People v. Torres

164 Cal. App. 2d 621 | Cal. Ct. App. | 1958

SCHOTTKY, J.

Defendant above named was charged by information with a violation of section 470 of the Penal Code, forgery, it being alleged that he “did willfully, unlawfully and feloniously and with intent to defraud, sign the name of another person or of a fictitious person, knowing that he had no authority to do so and fraudulently make, utter, publish and counterfeit a certain check in the sum of Forty One and 56/100 Dollars with intent to defraud Charles Feist and the Bank of Sonoma County, Forestville Branch, Forestville.” He pleaded not guilty, and following a trial, at which he was represented by counsel, he was found guilty. Judgment was pronounced and defendant has appealed from the judgment.

Upon appellant’s request that an attorney be appointed to represent him upon the appeal, this court appointed Mr. John P. Carson of the Sacramento Bar. Mr. Carson has in*622formed this court that after an interview with appellant and a careful review of the record, it is his opinion that there are no meritorious grounds of appeal.

We have made a careful study of the entire record and have concluded that the judgment should be affirmed.

The only issue upon which an argument could be based was whether or not there was sufficient corroboration of the testimony of the admitted accomplice, Vivian Jean Elliott.

The evidence disclosed that Vivian Jean Elliott, a 17-year-old girl, obtained $300 from her parents’ bank account by signing her mother’s name to a withdrawal order. She took part of the money and went to Wenatchee, Washington, where she remained from Wednesday, July 31, 1957, to August 3, 1957, when she took a bus and returned to Santa Rosa where she met a friend, Pat Phillips, with whom she spent the day and at whose home she remained overnight. The next day Pat and Vivian, while walking, met a friend of Vivian’s family who told her that the district attorney was looking for her. Later she met appellant and she and Pat entered his car and drove around. Vivian told appellant that she had to get out of town and she asked him for the money she had given him before she left for Washington. He did not have it. They then took Pat to her home, after which appellant and Vivian drove to Porestville, where Vivian entered a bank and obtained a blank cheek. They then drove around and saw the name “G. D. Winter” on a mailbox. According to Vivian, appellant later wrote a cheek payable to the order of Vivian in the amount of $41. He signed the name “George D. Winters” to the check. Vivian endorsed the cheek and cashed it with a merchant she knew. She divided the proceeds with appellant and she returned to Pat’s residence to change, and later she and appellant went to Decoto, where they remained at appellant’s sister’s home until the 28th of August.

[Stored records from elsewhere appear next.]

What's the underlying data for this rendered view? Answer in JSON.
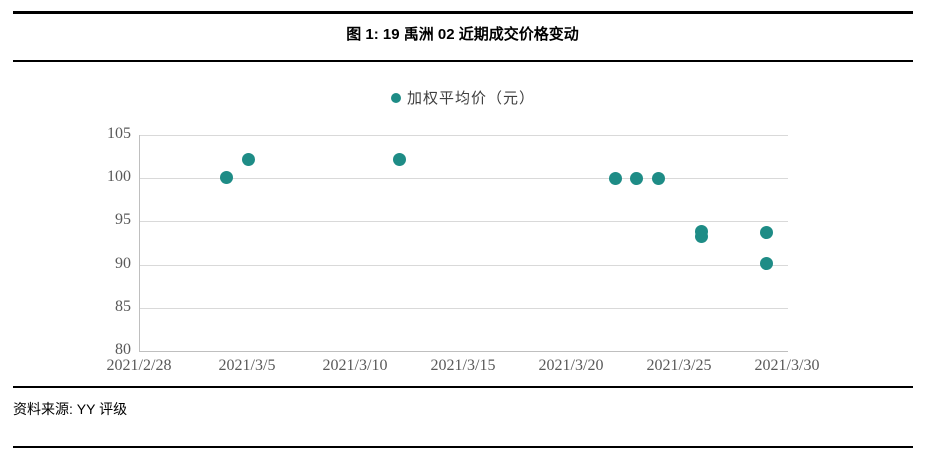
{
  "figure": {
    "title": "图 1: 19 禹洲 02 近期成交价格变动",
    "source": "资料来源: YY 评级"
  },
  "chart_data": {
    "type": "scatter",
    "title": "19 禹洲 02 近期成交价格变动",
    "legend": "加权平均价（元）",
    "legend_position": "top-center",
    "marker_color": "#1e8c86",
    "grid": true,
    "xlabel": "",
    "ylabel": "",
    "ylim": [
      80,
      105
    ],
    "y_ticks": [
      105,
      100,
      95,
      90,
      85,
      80
    ],
    "x_ticks": [
      "2021/2/28",
      "2021/3/5",
      "2021/3/10",
      "2021/3/15",
      "2021/3/20",
      "2021/3/25",
      "2021/3/30"
    ],
    "x_range": [
      "2021/2/28",
      "2021/3/30"
    ],
    "series": [
      {
        "name": "加权平均价（元）",
        "points": [
          {
            "date": "2021/3/4",
            "value": 100.1
          },
          {
            "date": "2021/3/5",
            "value": 102.2
          },
          {
            "date": "2021/3/12",
            "value": 102.2
          },
          {
            "date": "2021/3/22",
            "value": 100.0
          },
          {
            "date": "2021/3/23",
            "value": 100.0
          },
          {
            "date": "2021/3/24",
            "value": 100.0
          },
          {
            "date": "2021/3/26",
            "value": 93.8
          },
          {
            "date": "2021/3/26",
            "value": 93.3
          },
          {
            "date": "2021/3/29",
            "value": 93.7
          },
          {
            "date": "2021/3/29",
            "value": 90.1
          }
        ]
      }
    ]
  }
}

Evidence was produced to show that no George D. Winters resided in the county. One G. D. Winter, who had had an account in the bank on which the check had been drawn, had died several years before.

Pat Phillips testified that when she was with appellant and Vivian she overheard a conversation during which appellant told Vivian that the police were looking for her and they (appellant and Vivian) needed to forge cheeks in order to get out of town. Pat Phillips also testified that appellant told her that she looked innocent enough to cash checks; and testified further that a few days after Vivian was arrested *623appellant told her how Vivian got picked up and that he was not worried about getting caught.

Sherwood Morrill, an examiner of questioned documents, testified that Vivian, the endorser of the check, did not write the face of the check. He also testified that there was a lack of sufficient exemplars of appellant’s handwriting to enable him to make a positive conclusion, but that he found some acute similarities between the exemplars of appellant’s handwriting and the writing on the face of the check. In answer to the question “Would you say that defendant did not write the cheek?” he replied: “No, on the contrary I certainly cannot say that he did not, but my assumption is that he did, but that I didn’t feel that I was afforded a sufficient basis for a positive conclusion.”

The questioned check and the exemplars of appellant’s handwriting were introduced in evidence and were before the jury. As stated in People v. Weiskopf, 60 Cal.App.2d 214, 218 [140 P.2d 201], “the jury had before them a proven specimen of defendant’s genuine handwriting, and were authorized to make their own comparison of this handwriting with that appearing on the affidavit. (Code Civ. Proc., § 1944; . . .) ” The jury evidently was convinced that appellant wrote the face of the check.

We are satisfied that the testimony of the accomplice was sufficiently corroborated and that the evidence was sufficient to sustain the judgment.

The judgment is affirmed.

Van Dyke, P. J., and Warne, J. pro tem.,* concurred.

Assigned by Chairman of Judicial Council.